The latest scans, done on Thursday, revealed multiple new lesions, growing and enhancing nodules and possible damage to surrounding areas and organs. She is experiencing some abdomen pain and back pain, above and beyond her chronic pain caused by year’s of steroid treatments, chemotherapies and in addition to her torturous OMS attacks and flares. Her liver enzymes measured in her blood are slightly elevated however other than these symptoms, we have no other explanations or indications to provide answers for these aggressive nodules in her liver. We have consulted physicians at both CHEO and SickKids. We have a team of oncologists, neuroblastoma specialists, radiologist, pathologists, and surgeons reviewing her images, lab results and biopsy slides trying to piece this mystery together because she is falling into every minority, rarity and impossible diagnosis. To date we have eliminated many possible diagnoses but have still not been able to dismiss more Cancer. 

Tomorrow this team that cares for Abbigail, their little hallway hero, the firecracker they all know, recognize and hear in the halls several times a week, will meet again to plan the safest way to obtain a new piece of tissue from the largest of tumours in her liver, on her backside. The hope is that this could provide insight and a path forward for treatment. She is not in any immediate danger and she is far from critical, however time is of essence because as we have seen, within a week these ugly things have already grown and spread and have been steadily doing so since December. 

Abbigail will continue to fight and we will fight with her…

Please keep her in your prayers. 

She continues to laugh and spread her joy!

In Abbigail’s mind, there is always laughter to be had and smiles to be shared.

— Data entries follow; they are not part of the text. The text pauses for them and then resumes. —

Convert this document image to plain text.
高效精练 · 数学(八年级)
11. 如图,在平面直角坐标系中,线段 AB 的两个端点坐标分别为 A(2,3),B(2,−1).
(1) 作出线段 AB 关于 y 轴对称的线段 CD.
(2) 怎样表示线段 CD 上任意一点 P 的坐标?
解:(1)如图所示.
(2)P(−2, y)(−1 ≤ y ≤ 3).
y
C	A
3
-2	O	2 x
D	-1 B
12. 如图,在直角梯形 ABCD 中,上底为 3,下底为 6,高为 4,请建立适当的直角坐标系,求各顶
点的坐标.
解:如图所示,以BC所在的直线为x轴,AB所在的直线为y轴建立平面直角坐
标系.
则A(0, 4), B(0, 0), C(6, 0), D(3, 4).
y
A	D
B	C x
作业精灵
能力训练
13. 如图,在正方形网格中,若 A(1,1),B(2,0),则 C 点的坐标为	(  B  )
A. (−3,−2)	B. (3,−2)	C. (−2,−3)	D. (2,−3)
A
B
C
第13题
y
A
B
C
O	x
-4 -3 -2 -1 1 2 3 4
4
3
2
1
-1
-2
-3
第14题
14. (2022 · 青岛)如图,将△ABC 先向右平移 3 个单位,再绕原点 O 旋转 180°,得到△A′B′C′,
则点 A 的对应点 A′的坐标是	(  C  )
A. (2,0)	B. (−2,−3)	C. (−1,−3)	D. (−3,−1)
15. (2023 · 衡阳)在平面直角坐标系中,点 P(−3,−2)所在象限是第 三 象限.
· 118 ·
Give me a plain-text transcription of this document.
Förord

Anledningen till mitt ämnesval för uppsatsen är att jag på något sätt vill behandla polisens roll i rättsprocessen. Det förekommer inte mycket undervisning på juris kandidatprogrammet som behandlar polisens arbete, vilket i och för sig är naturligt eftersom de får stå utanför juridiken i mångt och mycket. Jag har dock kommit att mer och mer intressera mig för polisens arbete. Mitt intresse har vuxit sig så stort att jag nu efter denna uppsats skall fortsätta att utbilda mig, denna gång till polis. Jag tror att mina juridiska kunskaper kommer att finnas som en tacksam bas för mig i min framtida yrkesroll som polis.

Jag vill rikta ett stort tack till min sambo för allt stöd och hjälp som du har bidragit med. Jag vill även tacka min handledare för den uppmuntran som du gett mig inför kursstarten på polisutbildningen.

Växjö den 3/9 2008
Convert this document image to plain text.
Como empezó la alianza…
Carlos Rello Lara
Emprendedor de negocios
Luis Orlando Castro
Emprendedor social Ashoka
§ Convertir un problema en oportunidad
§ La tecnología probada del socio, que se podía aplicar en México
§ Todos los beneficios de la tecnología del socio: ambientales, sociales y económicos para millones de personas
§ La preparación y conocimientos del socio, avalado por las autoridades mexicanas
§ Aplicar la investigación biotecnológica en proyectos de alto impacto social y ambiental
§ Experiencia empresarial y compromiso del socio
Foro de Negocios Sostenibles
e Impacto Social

Today she beamed down the halls of the hospital, waving to the many staff she has come to know and cherish; the cafeteria cook and cashier, the pharmacy assistant, the coffee shop ladies who keep mama awake and the ultrasound techs who took care of her baby cousin. She was such a proud big girl today, showing off her baby cousin and ensuring he knows his way around CHEO. While he was meeting his new doctors and having his first CHEO experience, she was doing routine central line maintenance, having her lines “unclogged” and blood work drawn for her weekly virology tests.

She doesn’t understand the details behind her diagnosis, she doesn’t know anything different than the multiple weekly visits to CHEO, treatments, surgeries, “sleepy time” (anaesthetic) and clinics. Abbigail is blessed with the naivety of a baby, not understanding why strangers are intruding in their personal space, but knowing their parents will keep them safe. Abbigail is still very much like her 4 month old baby cousin today, even at the beautiful age of almost five. She doesn’t know that she has a rare and incurable disease for which she has battled for three years and continues to. She doesn’t realize that the “medicine” that saved her life twice already, received through her central lines, aka “tubies,” is in fact chemotherapy and that it could cause future, secondary cancers, and life long, sometimes detrimental side effects. Abbigail is graced with a certain ignorance despite having her innocence robbed from her three years ago.

Tomorrow she will walk back into CHEO to have her liver scanned. It shouldn’t be long before we have more information and before we have a plan forward…something to cling onto and pray for.

Please keep her in your prayers tomorrow morning and envision a “healthier” liver for our princess. She deserves to register for kindergarten and not have to withdraw again this year.

Thank you everyone for all of the support!